Stimulation of P2X receptors enhances lipooligosaccharide-mediated apoptosis of endothelial cells.

Exposure of endothelial cells to lipid A-containing molecules, such as lipopolysaccharide (LPS) or lipooligosaccharide (LOS), causes the release of purinergic compounds [e.g., adenosine 5'-triphosphate (ATP)] and can lead to apoptosis. The P2X family of purinergic receptors (e.g., P2X(7)) has been reported to modulate LPS signaling events and to participate in apoptosis. We investigated the role that P2X receptors play in the apoptosis that follows exposure of bovine endothelial cells to Haemophilus somnus LOS. Addition of P2X inhibitors, such as periodate-oxidized ATP (oATP) or pyridoxal-phosphate-6-azophenyl-2',4'-disulfonic acid tetrasodium, significantly reduced LOS-induced apoptosis. Incubation of endothelial cells with apyrase, which degrades ATP, diminished LOS-induced apoptosis of endothelial cells. Concomitant addition of P2X agonists [e.g., 2',3'-(4-benzoyl)-benzoyl ATP or ATP] to LOS-treated endothelial cells significantly enhanced caspase-3 activation. The P2X antagonist oATP significantly blocked caspase-8 but not caspase-9 activation in LOS-treated endothelial cells. Together, these data indicate that stimulation of P2X receptors enhances LOS-induced apoptosis of endothelial cells, possibly as a result of endogenous release of ATP, which results in caspase-8 activation.

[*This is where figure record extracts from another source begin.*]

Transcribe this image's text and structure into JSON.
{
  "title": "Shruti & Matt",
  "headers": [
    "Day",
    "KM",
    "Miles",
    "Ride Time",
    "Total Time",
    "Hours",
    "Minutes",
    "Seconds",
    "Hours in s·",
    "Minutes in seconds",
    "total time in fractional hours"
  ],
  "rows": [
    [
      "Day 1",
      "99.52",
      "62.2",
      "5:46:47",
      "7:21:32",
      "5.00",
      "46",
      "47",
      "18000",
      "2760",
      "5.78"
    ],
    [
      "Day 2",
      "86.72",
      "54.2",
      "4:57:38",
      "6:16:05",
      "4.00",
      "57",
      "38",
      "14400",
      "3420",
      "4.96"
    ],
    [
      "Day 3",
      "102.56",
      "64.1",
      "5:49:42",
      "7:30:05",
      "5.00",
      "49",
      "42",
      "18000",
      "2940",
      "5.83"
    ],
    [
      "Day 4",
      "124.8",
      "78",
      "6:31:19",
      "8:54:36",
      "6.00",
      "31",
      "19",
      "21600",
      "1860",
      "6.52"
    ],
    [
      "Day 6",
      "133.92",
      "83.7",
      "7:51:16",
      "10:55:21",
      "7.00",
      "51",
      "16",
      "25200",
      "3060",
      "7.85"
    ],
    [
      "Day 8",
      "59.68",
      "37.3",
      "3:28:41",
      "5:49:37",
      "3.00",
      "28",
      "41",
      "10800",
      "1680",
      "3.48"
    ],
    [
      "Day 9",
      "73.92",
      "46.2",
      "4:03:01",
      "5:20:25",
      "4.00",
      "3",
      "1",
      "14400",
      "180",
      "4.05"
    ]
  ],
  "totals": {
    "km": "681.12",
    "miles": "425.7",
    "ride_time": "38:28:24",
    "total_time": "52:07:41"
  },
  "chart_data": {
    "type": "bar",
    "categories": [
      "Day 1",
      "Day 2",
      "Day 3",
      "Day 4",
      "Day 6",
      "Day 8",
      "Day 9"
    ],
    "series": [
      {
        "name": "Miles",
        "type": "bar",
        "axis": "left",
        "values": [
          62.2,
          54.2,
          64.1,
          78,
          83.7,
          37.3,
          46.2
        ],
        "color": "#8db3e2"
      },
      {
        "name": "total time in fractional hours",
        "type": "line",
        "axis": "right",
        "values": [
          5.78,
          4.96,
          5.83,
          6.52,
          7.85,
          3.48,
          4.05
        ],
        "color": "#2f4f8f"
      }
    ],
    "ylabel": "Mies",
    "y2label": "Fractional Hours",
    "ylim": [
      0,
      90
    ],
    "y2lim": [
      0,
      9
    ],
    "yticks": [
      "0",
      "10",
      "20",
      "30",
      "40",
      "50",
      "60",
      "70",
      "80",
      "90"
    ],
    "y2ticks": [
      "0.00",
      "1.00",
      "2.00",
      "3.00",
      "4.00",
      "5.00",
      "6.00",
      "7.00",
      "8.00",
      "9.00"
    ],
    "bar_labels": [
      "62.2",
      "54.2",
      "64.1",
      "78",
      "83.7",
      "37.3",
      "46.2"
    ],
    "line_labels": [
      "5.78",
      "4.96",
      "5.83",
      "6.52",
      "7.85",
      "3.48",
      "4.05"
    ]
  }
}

Caspase activation during Haemophilus somnus lipooligosaccharide-mediated apoptosis of bovine endothelial cells.

Vasculitis is commonly seen during systemic Haemophilus somnus infections. Although, the mechanism of vascular damage is not completely understood, in a previous report we demonstrated that H. somnus and its lipooligosaccharide (LOS) induced apoptosis in bovine pulmonary artery endothelial cells in vitro. In the present study, we investigated the role of caspase activation in LOS-mediated apoptosis of bovine endothelial cells. Exposure to H. somnus LOS induced caspase-3 activation and chromatin condensation in endothelial cells. These responses were blocked by the addition of a pan-caspase inhibitor (z-VAD-fmk) or capase-3 inhibitor (DEVD-fmk). Incubation of endothelial cells with H. somnus LOS also induced activation of the initiator caspases, caspases-8 and 9, with the activity of the former increasing more rapidly than the latter. Addition of a caspase-8 inhibitor (IETD-fmk) significantly reduced LOS-mediated apoptosis, whereas, addition of a caspase-9 inhibitor (LEHD-fmk) had little effect. These data suggest that LOS-mediated activation of caspase-3 and apoptosis of endothelial cells is caspase-8 dependent.